What We Own (and don’t)

Going to keep it short today, because my beloved Falcons have a huge game coming up soon, and I’d rather devote my mental energies to that than to more self-flagellation over political matters. Still, a few things seem to bubble to the surface no matter how much I try not to think about them, and today my thought on the matter of our new president is this:

We think we own things, but we don’t.

Take Trump’s supporters, and his victory in the election. Misogyny and possible sexual assault and mocking of handicapped individuals and all that good stuff aside, what brought him to victory was a masterful orchestrating of ingroup/outgroup thinking. To white people across the country, especially to white people living outside of cities, he said: you have been forgotten, and you will be forgotten no more. That message resonated. It got him elected. (Personally I’ll be shocked if he actually delivers on anything that benefits middle- and lower-class people of any race, but that’s neither here nor there, for now.)

The rhetoric speaks for itself. Make America great again. Take back the white house, take back the country. What isn’t said is more significant: Make America great again because it has been tarnished. Take back the white house because it’s been taken from us.

But we’re guilty of the same flawed thinking on the left, too. (And I include myself on the left only because I am so very, very NOT on the right. The left is downright stupid about its share of issues, too.) Now that Trump and the Republicans have the power, we have to fight for what’s ours. We have to protect our country from the damage they’re waiting to do.

Again, the unspoken message is that this is our country and they are going to fargo it up.

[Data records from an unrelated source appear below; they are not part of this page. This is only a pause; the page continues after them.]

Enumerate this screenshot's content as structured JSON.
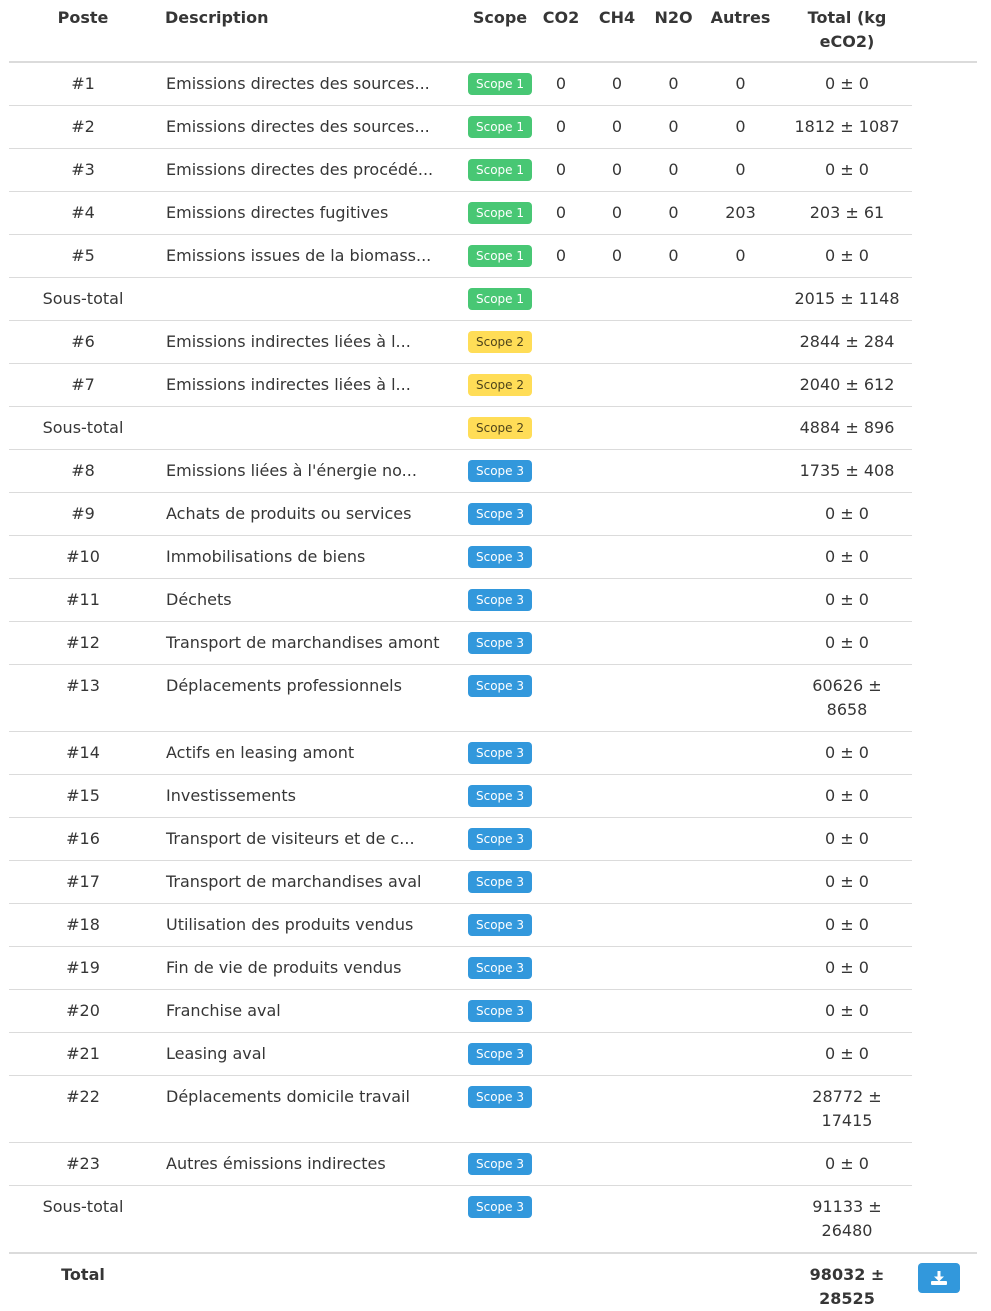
{
  "headers": {
    "poste": "Poste",
    "description": "Description",
    "scope": "Scope",
    "co2": "CO2",
    "ch4": "CH4",
    "n2o": "N2O",
    "autres": "Autres",
    "total": "Total (kg eCO2)"
  },
  "rows": [
    {
      "kind": "item",
      "poste": "#1",
      "description": "Emissions directes des sources...",
      "scope": "Scope 1",
      "scope_level": 1,
      "co2": "0",
      "ch4": "0",
      "n2o": "0",
      "autres": "0",
      "total": "0 ± 0"
    },
    {
      "kind": "item",
      "poste": "#2",
      "description": "Emissions directes des sources...",
      "scope": "Scope 1",
      "scope_level": 1,
      "co2": "0",
      "ch4": "0",
      "n2o": "0",
      "autres": "0",
      "total": "1812 ± 1087"
    },
    {
      "kind": "item",
      "poste": "#3",
      "description": "Emissions directes des procédé...",
      "scope": "Scope 1",
      "scope_level": 1,
      "co2": "0",
      "ch4": "0",
      "n2o": "0",
      "autres": "0",
      "total": "0 ± 0"
    },
    {
      "kind": "item",
      "poste": "#4",
      "description": "Emissions directes fugitives",
      "scope": "Scope 1",
      "scope_level": 1,
      "co2": "0",
      "ch4": "0",
      "n2o": "0",
      "autres": "203",
      "total": "203 ± 61"
    },
    {
      "kind": "item",
      "poste": "#5",
      "description": "Emissions issues de la biomass...",
      "scope": "Scope 1",
      "scope_level": 1,
      "co2": "0",
      "ch4": "0",
      "n2o": "0",
      "autres": "0",
      "total": "0 ± 0"
    },
    {
      "kind": "subtotal",
      "poste": "Sous-total",
      "description": "",
      "scope": "Scope 1",
      "scope_level": 1,
      "co2": "",
      "ch4": "",
      "n2o": "",
      "autres": "",
      "total": "2015 ± 1148"
    },
    {
      "kind": "item",
      "poste": "#6",
      "description": "Emissions indirectes liées à l...",
      "scope": "Scope 2",
      "scope_level": 2,
      "co2": "",
      "ch4": "",
      "n2o": "",
      "autres": "",
      "total": "2844 ± 284"
    },
    {
      "kind": "item",
      "poste": "#7",
      "description": "Emissions indirectes liées à l...",
      "scope": "Scope 2",
      "scope_level": 2,
      "co2": "",
      "ch4": "",
      "n2o": "",
      "autres": "",
      "total": "2040 ± 612"
    },
    {
      "kind": "subtotal",
      "poste": "Sous-total",
      "description": "",
      "scope": "Scope 2",
      "scope_level": 2,
      "co2": "",
      "ch4": "",
      "n2o": "",
      "autres": "",
      "total": "4884 ± 896"
    },
    {
      "kind": "item",
      "poste": "#8",
      "description": "Emissions liées à l'énergie no...",
      "scope": "Scope 3",
      "scope_level": 3,
      "co2": "",
      "ch4": "",
      "n2o": "",
      "autres": "",
      "total": "1735 ± 408"
    },
    {
      "kind": "item",
      "poste": "#9",
      "description": "Achats de produits ou services",
      "scope": "Scope 3",
      "scope_level": 3,
      "co2": "",
      "ch4": "",
      "n2o": "",
      "autres": "",
      "total": "0 ± 0"
    },
    {
      "kind": "item",
      "poste": "#10",
      "description": "Immobilisations de biens",
      "scope": "Scope 3",
      "scope_level": 3,
      "co2": "",
      "ch4": "",
      "n2o": "",
      "autres": "",
      "total": "0 ± 0"
    },
    {
      "kind": "item",
      "poste": "#11",
      "description": "Déchets",
      "scope": "Scope 3",
      "scope_level": 3,
      "co2": "",
      "ch4": "",
      "n2o": "",
      "autres": "",
      "total": "0 ± 0"
    },
    {
      "kind": "item",
      "poste": "#12",
      "description": "Transport de marchandises amont",
      "scope": "Scope 3",
      "scope_level": 3,
      "co2": "",
      "ch4": "",
      "n2o": "",
      "autres": "",
      "total": "0 ± 0"
    },
    {
      "kind": "item",
      "poste": "#13",
      "description": "Déplacements professionnels",
      "scope": "Scope 3",
      "scope_level": 3,
      "co2": "",
      "ch4": "",
      "n2o": "",
      "autres": "",
      "total": "60626 ± 8658"
    },
    {
      "kind": "item",
      "poste": "#14",
      "description": "Actifs en leasing amont",
      "scope": "Scope 3",
      "scope_level": 3,
      "co2": "",
      "ch4": "",
      "n2o": "",
      "autres": "",
      "total": "0 ± 0"
    },
    {
      "kind": "item",
      "poste": "#15",
      "description": "Investissements",
      "scope": "Scope 3",
      "scope_level": 3,
      "co2": "",
      "ch4": "",
      "n2o": "",
      "autres": "",
      "total": "0 ± 0"
    },
    {
      "kind": "item",
      "poste": "#16",
      "description": "Transport de visiteurs et de c...",
      "scope": "Scope 3",
      "scope_level": 3,
      "co2": "",
      "ch4": "",
      "n2o": "",
      "autres": "",
      "total": "0 ± 0"
    },
    {
      "kind": "item",
      "poste": "#17",
      "description": "Transport de marchandises aval",
      "scope": "Scope 3",
      "scope_level": 3,
      "co2": "",
      "ch4": "",
      "n2o": "",
      "autres": "",
      "total": "0 ± 0"
    },
    {
      "kind": "item",
      "poste": "#18",
      "description": "Utilisation des produits vendus",
      "scope": "Scope 3",
      "scope_level": 3,
      "co2": "",
      "ch4": "",
      "n2o": "",
      "autres": "",
      "total": "0 ± 0"
    },
    {
      "kind": "item",
      "poste": "#19",
      "description": "Fin de vie de produits vendus",
      "scope": "Scope 3",
      "scope_level": 3,
      "co2": "",
      "ch4": "",
      "n2o": "",
      "autres": "",
      "total": "0 ± 0"
    },
    {
      "kind": "item",
      "poste": "#20",
      "description": "Franchise aval",
      "scope": "Scope 3",
      "scope_level": 3,
      "co2": "",
      "ch4": "",
      "n2o": "",
      "autres": "",
      "total": "0 ± 0"
    },
    {
      "kind": "item",
      "poste": "#21",
      "description": "Leasing aval",
      "scope": "Scope 3",
      "scope_level": 3,
      "co2": "",
      "ch4": "",
      "n2o": "",
      "autres": "",
      "total": "0 ± 0"
    },
    {
      "kind": "item",
      "poste": "#22",
      "description": "Déplacements domicile travail",
      "scope": "Scope 3",
      "scope_level": 3,
      "co2": "",
      "ch4": "",
      "n2o": "",
      "autres": "",
      "total": "28772 ± 17415"
    },
    {
      "kind": "item",
      "poste": "#23",
      "description": "Autres émissions indirectes",
      "scope": "Scope 3",
      "scope_level": 3,
      "co2": "",
      "ch4": "",
      "n2o": "",
      "autres": "",
      "total": "0 ± 0"
    },
    {
      "kind": "subtotal",
      "poste": "Sous-total",
      "description": "",
      "scope": "Scope 3",
      "scope_level": 3,
      "co2": "",
      "ch4": "",
      "n2o": "",
      "autres": "",
      "total": "91133 ± 26480"
    }
  ],
  "footer": {
    "label": "Total",
    "total": "98032 ± 28525",
    "download_icon": "download-icon"
  },
  "colors": {
    "scope_1": "#48c774",
    "scope_2": "#ffdd57",
    "scope_3": "#3298dc",
    "button": "#3298dc"
  }
}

But people on the left don’t own America, any more than people on the right do. Or did. Or ever will. It belongs to everyone, to all of us, which means that really, it belongs to none of us. It’s not like we have this part of the soup bowl for white America, and this part for black America, and this part for gay Americans, and this part for Muslim Americans, and any other division you care to think of. It’s all one big bowl of soup. We’re all mixed in here together. And sure, you take a spoonful of the soup and you might get a little more beef in one bite, more potato in the next, but the flavors bleed across into everything; each spoonful shares something in common with the whole.

This isn’t our America vs their America. It’s just America. It doesn’t belong to white people. It doesn’t belong to black people. It doesn’t belong to men, or to women, or to Christians or Jews or straight people or Creed fans. It belongs to all of us.

We can yell and scream and finger-point all we want, but at the end of the day, we’re all simmering in the same big bowl of soup. Thinking of this as an us-vs-them is a zero-sum game. “We” (whichever “we” you prefer) don’t win by shutting “them” up. We win when we realize that while it might be a really groovy idea to add some horseradish to the soup to enhance the flavor of the beef, that’s really going to play havoc with the carrots and the celery, so maybe we save the horseradish for a time when we’re not having soup.

Put another way, consider a national forest. It’s lush, green, lovely, full of bears. It belongs to me, because I pay my taxes. But it doesn’t belong to me the way my house belongs to me, in that I can’t take a chainsaw to a tree because I don’t like the way its shade drifts across my breakfast nook in the summer morning. Further, if I go trying to recreate the national park the way I see fit — say, by clear-cutting acres of forest to make way for a dope skate park — there’s a price I pay. Not just in the fines and jail time I’ll face, but also in the fact that I’ve pretty much screwed up the park for everybody who doesn’t care about dope skate parks. And that “everybody” happens to include more people than the group that does care about dope skate parks. All of which is to say nothing about the displaced grizzly bears that are likely to wander into my breakfast nook and have a bloody tantrum over the lack of shade.

Point is, we have to stop thinking of America as this thing that belongs to us but not them. Like the national park, it belongs to all of us. Like the bowl of soup, we are all intermingled within it.

The quicker we can acknowledge that — on BOTH sides — the quicker we can actually start solving problems in ways that work for everybody.

But not for Packers fans. At least not today. Today is Atlanta’s day.